Ahora, qué futuro puede ser peor que el que están viviendo los griegos actualmente y del que le pretenden diseñar desde Europa con semejantes condiciones impuestas? La disyuntiva que el pueblo griego se debate está fuertemente fogoneada por la postura apocalíptica que presentan los medios hegemónicos en caso de que decidiesen no aceptar estas condiciones.

El mismo premio Nóbel de economía Joseph Stiglitz ha dicho “las condiciones impuestas a Grecia son indignantes”, recordando el éxito del caso argentino al abrirse del sistema financiero internacional y encarar políticas neokeynesianas.

La recesión que esta viviendo la economía griega pretende ser alimentada con más recortes y ajustes, y lo que es peor, haciendo eje sobre los sectores más vulnerables. Lo cierto es que este diálogo entablado entre Grecia y Europa, ya no puede denominarse una negociación entre socios de un espacio comunitario, teniendo en cuenta que las condiciones para continuar suponen una humillación del pueblo griego y más sacrificios.

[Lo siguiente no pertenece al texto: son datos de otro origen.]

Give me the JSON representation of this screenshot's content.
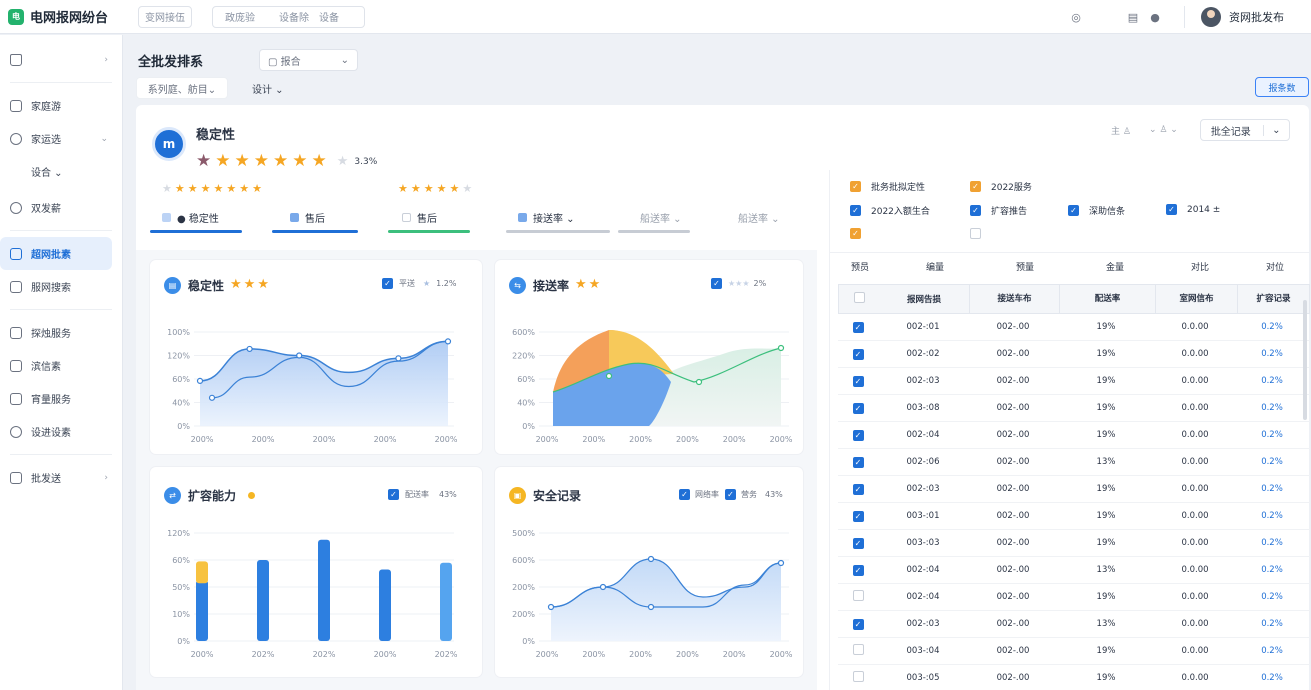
{
  "app": {
    "title": "电网报网纷台",
    "logo_mark": "电"
  },
  "header": {
    "box1": "变网接伍",
    "box2_items": [
      "政庞验",
      "设备除",
      "设备"
    ],
    "user_name": "资网批发布"
  },
  "sidebar": {
    "items": [
      {
        "label": "",
        "icon": "home-icon",
        "arrow": "›"
      },
      {
        "label": "家庭游",
        "icon": "doc-icon"
      },
      {
        "label": "家运选",
        "icon": "clock-icon",
        "arrow": "⌄"
      },
      {
        "label": "设合 ⌄",
        "icon": ""
      },
      {
        "label": "双发薪",
        "icon": "circle-icon"
      },
      {
        "label": "超网批素",
        "icon": "grid-icon",
        "active": true
      },
      {
        "label": "服网搜索",
        "icon": "calendar-icon"
      },
      {
        "label": "探烛服务",
        "icon": "check-icon"
      },
      {
        "label": "滨信素",
        "icon": "list-icon"
      },
      {
        "label": "宵量服务",
        "icon": "file-icon"
      },
      {
        "label": "设进设素",
        "icon": "play-icon"
      },
      {
        "label": "批发送",
        "icon": "folder-icon",
        "arrow": "›"
      }
    ]
  },
  "page": {
    "title": "全批发排系",
    "title_select": "报合",
    "subtab1": "系列庭、舫目⌄",
    "subtab2": "设计 ⌄",
    "primary_button": "报条数"
  },
  "summary": {
    "title": "稳定性",
    "rating_text": "3.3%",
    "right_controls": [
      "主 ♙",
      "⌄ ♙ ⌄"
    ],
    "right_select": "批全记录"
  },
  "tabs": [
    {
      "label": "● 稳定性",
      "color": "#1f6fd6"
    },
    {
      "label": "售后",
      "color": "#1f6fd6"
    },
    {
      "label": "售后",
      "color": "#3cbf7d"
    },
    {
      "label": "接送率 ⌄",
      "color": "#c7ccd4"
    },
    {
      "label": "船送率 ⌄",
      "color": "#c7ccd4"
    },
    {
      "label": "船送率 ⌄",
      "color": "#c7ccd4"
    }
  ],
  "cards": {
    "c1": {
      "title": "稳定性",
      "legend1": "平送",
      "legend2": "1.2%"
    },
    "c2": {
      "title": "接送率",
      "legend2": "2%"
    },
    "c3": {
      "title": "扩容能力",
      "legend1": "配送率",
      "legend2": "43%"
    },
    "c4": {
      "title": "安全记录",
      "legend1": "网络率",
      "legend2": "营务",
      "legend3": "43%"
    }
  },
  "chart_data": [
    {
      "type": "area",
      "title": "稳定性",
      "y_ticks": [
        "100%",
        "120%",
        "60%",
        "40%",
        "0%"
      ],
      "x_ticks": [
        "200%",
        "200%",
        "200%",
        "200%",
        "200%"
      ],
      "series": [
        {
          "values": [
            48,
            82,
            75,
            57,
            72,
            90
          ]
        },
        {
          "values": [
            30,
            52,
            73,
            42,
            69,
            90
          ]
        }
      ]
    },
    {
      "type": "area",
      "title": "接送率",
      "y_ticks": [
        "600%",
        "220%",
        "60%",
        "40%",
        "0%"
      ],
      "x_ticks": [
        "200%",
        "200%",
        "200%",
        "200%",
        "200%",
        "200%"
      ]
    },
    {
      "type": "bar",
      "title": "扩容能力",
      "y_ticks": [
        "120%",
        "60%",
        "50%",
        "10%",
        "0%"
      ],
      "x_ticks": [
        "200%",
        "202%",
        "202%",
        "200%",
        "202%"
      ],
      "values": [
        45,
        60,
        75,
        53,
        58
      ],
      "stack_top": [
        14,
        0,
        0,
        0,
        0
      ]
    },
    {
      "type": "area",
      "title": "安全记录",
      "y_ticks": [
        "500%",
        "600%",
        "200%",
        "200%",
        "0%"
      ],
      "x_ticks": [
        "200%",
        "200%",
        "200%",
        "200%",
        "200%",
        "200%"
      ]
    }
  ],
  "filters": [
    {
      "label": "批务批拟定性",
      "style": "orange"
    },
    {
      "label": "2022服务",
      "style": "orange"
    },
    {
      "label": "2022入额生合",
      "style": "blue"
    },
    {
      "label": "扩容推告",
      "style": "blue"
    },
    {
      "label": "深助信条",
      "style": "blue"
    },
    {
      "label": "2014 ±",
      "style": "blue"
    }
  ],
  "table": {
    "top_headers": [
      "预员",
      "编量",
      "预量",
      "金量",
      "对比",
      "对位"
    ],
    "headers": [
      "报网告损",
      "接送车布",
      "配送率",
      "室网信布",
      "扩容记录"
    ],
    "rows": [
      {
        "checked": true,
        "code": "002-:01",
        "v": "002-.00",
        "p": "19%",
        "n": "0.0.00",
        "r": "0.2%"
      },
      {
        "checked": true,
        "code": "002-:02",
        "v": "002-.00",
        "p": "19%",
        "n": "0.0.00",
        "r": "0.2%"
      },
      {
        "checked": true,
        "code": "002-:03",
        "v": "002-.00",
        "p": "19%",
        "n": "0.0.00",
        "r": "0.2%"
      },
      {
        "checked": true,
        "code": "003-:08",
        "v": "002-.00",
        "p": "19%",
        "n": "0.0.00",
        "r": "0.2%"
      },
      {
        "checked": true,
        "code": "002-:04",
        "v": "002-.00",
        "p": "19%",
        "n": "0.0.00",
        "r": "0.2%"
      },
      {
        "checked": true,
        "code": "002-:06",
        "v": "002-.00",
        "p": "13%",
        "n": "0.0.00",
        "r": "0.2%"
      },
      {
        "checked": true,
        "code": "002-:03",
        "v": "002-.00",
        "p": "19%",
        "n": "0.0.00",
        "r": "0.2%"
      },
      {
        "checked": true,
        "code": "003-:01",
        "v": "002-.00",
        "p": "19%",
        "n": "0.0.00",
        "r": "0.2%"
      },
      {
        "checked": true,
        "code": "003-:03",
        "v": "002-.00",
        "p": "19%",
        "n": "0.0.00",
        "r": "0.2%"
      },
      {
        "checked": true,
        "code": "002-:04",
        "v": "002-.00",
        "p": "13%",
        "n": "0.0.00",
        "r": "0.2%"
      },
      {
        "checked": false,
        "code": "002-:04",
        "v": "002-.00",
        "p": "19%",
        "n": "0.0.00",
        "r": "0.2%"
      },
      {
        "checked": true,
        "code": "002-:03",
        "v": "002-.00",
        "p": "13%",
        "n": "0.0.00",
        "r": "0.2%"
      },
      {
        "checked": false,
        "code": "003-:04",
        "v": "002-.00",
        "p": "19%",
        "n": "0.0.00",
        "r": "0.2%"
      },
      {
        "checked": false,
        "code": "003-:05",
        "v": "002-.00",
        "p": "19%",
        "n": "0.0.00",
        "r": "0.2%"
      }
    ]
  },
  "colors": {
    "primary": "#1f6fd6",
    "accent": "#f5a623",
    "green": "#3cbf7d"
  }
}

El referéndum del próximo domingo, en este contexto es una muestra de la conciencia política acerca de esta situación por parte del gobierno griego y también el inicio de un nuevo camino, si es que la conciencia popular acompaña con su voto. De darse este resultado, es probable que otros países de zona que también se encuentran golpeados por la crisis, empiecen a replantearse seriamente este modelo que domina el pensamiento europeo.-

Lo cierto es que la situación griega podría haber sido una oportunidad para la Unión, en vez de una amenaza a la desintegración como hoy suponen. La posibilidad de enfocar el problema económico que esta viviendo la Unión Europea desde una perspectiva integral y no segregacionista, como lo esta planteando el enfoque hegemónico europeo en la negociación con Grecia, hubiera sido una verdadera posibilidad de abrir un nuevo capitulo en la historia económica occidental.

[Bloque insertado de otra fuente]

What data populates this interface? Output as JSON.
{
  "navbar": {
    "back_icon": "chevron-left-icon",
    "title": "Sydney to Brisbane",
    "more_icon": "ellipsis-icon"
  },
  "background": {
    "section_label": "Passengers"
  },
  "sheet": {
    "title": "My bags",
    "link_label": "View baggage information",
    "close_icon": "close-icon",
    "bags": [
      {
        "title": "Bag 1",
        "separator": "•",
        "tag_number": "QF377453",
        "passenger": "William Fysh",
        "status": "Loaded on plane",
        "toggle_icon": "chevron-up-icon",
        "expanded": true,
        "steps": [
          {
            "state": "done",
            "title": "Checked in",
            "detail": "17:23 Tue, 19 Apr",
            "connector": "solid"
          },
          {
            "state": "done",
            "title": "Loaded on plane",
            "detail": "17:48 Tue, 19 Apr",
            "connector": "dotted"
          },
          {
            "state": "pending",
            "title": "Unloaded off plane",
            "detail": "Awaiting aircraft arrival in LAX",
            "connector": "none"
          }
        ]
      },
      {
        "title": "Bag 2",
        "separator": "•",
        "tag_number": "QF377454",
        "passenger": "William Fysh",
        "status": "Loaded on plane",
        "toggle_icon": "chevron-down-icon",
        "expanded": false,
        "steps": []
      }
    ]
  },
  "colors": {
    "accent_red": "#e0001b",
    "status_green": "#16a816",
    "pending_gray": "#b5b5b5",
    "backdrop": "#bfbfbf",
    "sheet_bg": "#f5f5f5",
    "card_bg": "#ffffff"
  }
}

La debacle griega es una evidencia mas, dentro del propio corazón del sistema capitalista, de una crisis mas profunda y de las paradojas que presenta este modo de producción; que ha entrado en jaque, fagocitado por el propio desenvolvimiento del capital especulativo. Es un llamado activo a la conciencia para reelaborar conceptos, modelos y alternativas de crecimiento y desarrollo económico que se presentan a nivel global.

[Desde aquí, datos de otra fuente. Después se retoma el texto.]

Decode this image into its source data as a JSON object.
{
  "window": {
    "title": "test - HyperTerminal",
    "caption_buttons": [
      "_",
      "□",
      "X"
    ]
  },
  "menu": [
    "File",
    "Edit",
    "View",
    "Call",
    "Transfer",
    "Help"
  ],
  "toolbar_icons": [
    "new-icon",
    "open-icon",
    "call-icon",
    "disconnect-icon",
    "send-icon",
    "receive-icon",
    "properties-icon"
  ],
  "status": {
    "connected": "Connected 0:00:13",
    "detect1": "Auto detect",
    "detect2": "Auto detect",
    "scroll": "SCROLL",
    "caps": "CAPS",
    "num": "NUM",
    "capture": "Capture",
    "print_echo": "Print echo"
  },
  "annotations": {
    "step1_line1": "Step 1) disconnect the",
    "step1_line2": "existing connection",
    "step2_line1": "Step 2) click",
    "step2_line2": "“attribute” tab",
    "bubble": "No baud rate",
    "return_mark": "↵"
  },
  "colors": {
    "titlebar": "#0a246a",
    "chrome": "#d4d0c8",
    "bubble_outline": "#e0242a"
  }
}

Sin embargo, la ceguera en Europa es evidente al reforzar su actitud disciplinante. Grecia ha intentado ofrecer una solución desde la perspectiva de la integración a la crisis instando a un cambio de enfoque. Claro está que nadie ha tomado en serio la propuesta Griega y la única alternativa posible que le queda al pueblo griego es buscar una solución autonómica.

Por suerte, hoy sabemos por experiencia propia, que seguramente los griegos no estarán dando un salto al vacío con la decisión que tomen éste domingo, si es que deciden no aceptar las condiciones que les impone Europa para delinear su futuro.